LiquidPiston, Inc., developer of advanced rotary diesel and multi fuel internal combustion engines, today announced the award of a Small Business Innovation Research (SBIR) contract with the United States Army to develop the X-Engine platform to power Small Tactical Generators ranging from 2-5kW. This contract comes on the heels of the company delivering a prototype Compact Artillery Power System (CAPS) for field-testing to the U.S. Army PM for Towed Artillery Systems. The company was also recently named a runner up in the Army xTechSearch Innovation Combine, a competition sponsored by the Army Future’s Command to find innovative solutions to scalable power and energy solutions.
“We are excited to be showcasing our X-Engine’s capabilities and benefits in small tactical power generators after recently showcasing the technology’s effectiveness in Unmanned Aerial System propulsion applications,” said Alec Shkolnik, CEO and co-founder of LiquidPiston. “It’s a game changer. The Small Tactical Power Generators will be just one fifth the size and weight of today’s currently fielded generators, and can increase fuel efficiency by up to 30 percent thanks to our patented thermodynamic cycle, while being optimized to run on heavy fuel including JP8. The scalable nature of the X-Engine will enable LiquidPiston to grow and tailor our ground power platform to meet the changing needs of the U.S. Army as well as commercial partners.”
Our nation’s military power and energy demands are increasing exponentially, yet currently fielded generators operate on old technology, making them extremely big and heavy, as well as not as fuel efficient as they could be. The Small Tactical Power Generators operate on easily sourced military fuels, like jet fuel, JP8, or diesel.
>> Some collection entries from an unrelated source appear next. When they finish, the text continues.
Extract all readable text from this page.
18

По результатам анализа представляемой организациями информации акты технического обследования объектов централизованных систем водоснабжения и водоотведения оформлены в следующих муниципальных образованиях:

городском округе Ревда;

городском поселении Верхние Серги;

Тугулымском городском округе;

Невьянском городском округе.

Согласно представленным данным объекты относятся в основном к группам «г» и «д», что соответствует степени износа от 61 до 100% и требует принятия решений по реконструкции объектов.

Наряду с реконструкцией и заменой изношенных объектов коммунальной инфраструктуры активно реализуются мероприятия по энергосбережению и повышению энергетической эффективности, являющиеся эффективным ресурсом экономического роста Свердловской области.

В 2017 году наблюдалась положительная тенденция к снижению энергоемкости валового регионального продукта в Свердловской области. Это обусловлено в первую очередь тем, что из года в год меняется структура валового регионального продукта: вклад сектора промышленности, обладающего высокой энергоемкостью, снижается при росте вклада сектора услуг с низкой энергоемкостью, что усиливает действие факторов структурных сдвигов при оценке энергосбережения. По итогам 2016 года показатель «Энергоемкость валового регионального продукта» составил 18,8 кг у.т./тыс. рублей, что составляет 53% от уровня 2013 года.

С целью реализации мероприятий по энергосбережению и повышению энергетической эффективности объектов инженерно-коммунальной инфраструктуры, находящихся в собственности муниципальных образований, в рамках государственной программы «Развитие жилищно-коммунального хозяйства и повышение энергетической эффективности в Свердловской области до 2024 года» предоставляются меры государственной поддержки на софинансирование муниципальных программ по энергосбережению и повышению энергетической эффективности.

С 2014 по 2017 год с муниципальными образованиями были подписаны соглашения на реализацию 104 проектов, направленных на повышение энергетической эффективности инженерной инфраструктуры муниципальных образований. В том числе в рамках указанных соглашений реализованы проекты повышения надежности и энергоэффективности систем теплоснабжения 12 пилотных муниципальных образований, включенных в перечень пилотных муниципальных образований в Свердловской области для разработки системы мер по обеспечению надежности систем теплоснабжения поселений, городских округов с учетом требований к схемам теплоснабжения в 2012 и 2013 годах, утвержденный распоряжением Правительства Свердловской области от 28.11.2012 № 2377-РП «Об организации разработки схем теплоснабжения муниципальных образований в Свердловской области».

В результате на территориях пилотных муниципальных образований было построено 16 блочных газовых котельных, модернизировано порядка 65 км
The system’s advanced power management and controls enable optimal X Engine run-time and battery charging, resulting in longer life and increased fuel efficiency for longer military missions. See the table below for a direct comparison with currently fielded generators in size and weight.
The U.S. Army needs a modular system that is ultraportable and reduces the logistical footprint of its power source. LiquidPiston's Small Tactical Power Generators provide more than an 80% reduction in weight and an almost 70% reduction in size when compared to the generators currently in use. The smart electronics that enable hybrid electric configurations is an added plus of LiquidPiston’s generators. These generators deliver on the need for hybrid features that allow generators to run at optimal efficiency points, and offer silent operation periods, drawing electric power from the battery.
The need for small, lightweight, efficient power is important to increase mobility of US Army systems. Research in engine technologies, can potentially transition into more mobile power systems in the future. The Small Tactical Power Generator platform can be used by the Army for a broad array of war fighter needs from camp support to communications systems to computerized weaponry.
For example, CAPS, the 2kW diesel prototype genset LiquidPiston delivered to the Army PM for Towed Artillery Systems, is being tested to power the M777 Howitzer’s Digital Fire Control System to address the Army’s need to extend mission duration and effectiveness by increasing logistics capacity for ammunition and other critical supplies by reducing fuel consumption and the volume and weight currently taken up by larger, heavier generators. This generator can also eliminate the need for idling trucks and other vehicles as a makeshift generator when running idle, which causes a massive waste of fuel and excessive noise that could give away a soldiers’ position. The CAPS system, when combined with a 6T Li-ion battery, provides up to 5 hours of silent operation for each hour of generator operation.
Christopher Hatch, the Deputy Program Manager, U.S. Army PM for Towed Artillery Systems, stated, “Initial testing of the CAPS generator with the M777 Howitzer to power the Digital Fire Control System was successful. The hybrid electric option will be increasingly important as military equipment, both tactical and non-tactical, continue to be electrified and computerized, and there is a growing need for compact, efficient, and high-quality DC as well as AC electric power generation. At just 1.5 cubic feet, and 41lbs, and demonstrated capability to run and operate on Jet A / JP fuel with rapid starting capability, the CAPS system offers a substantial increase in capability to the Army.”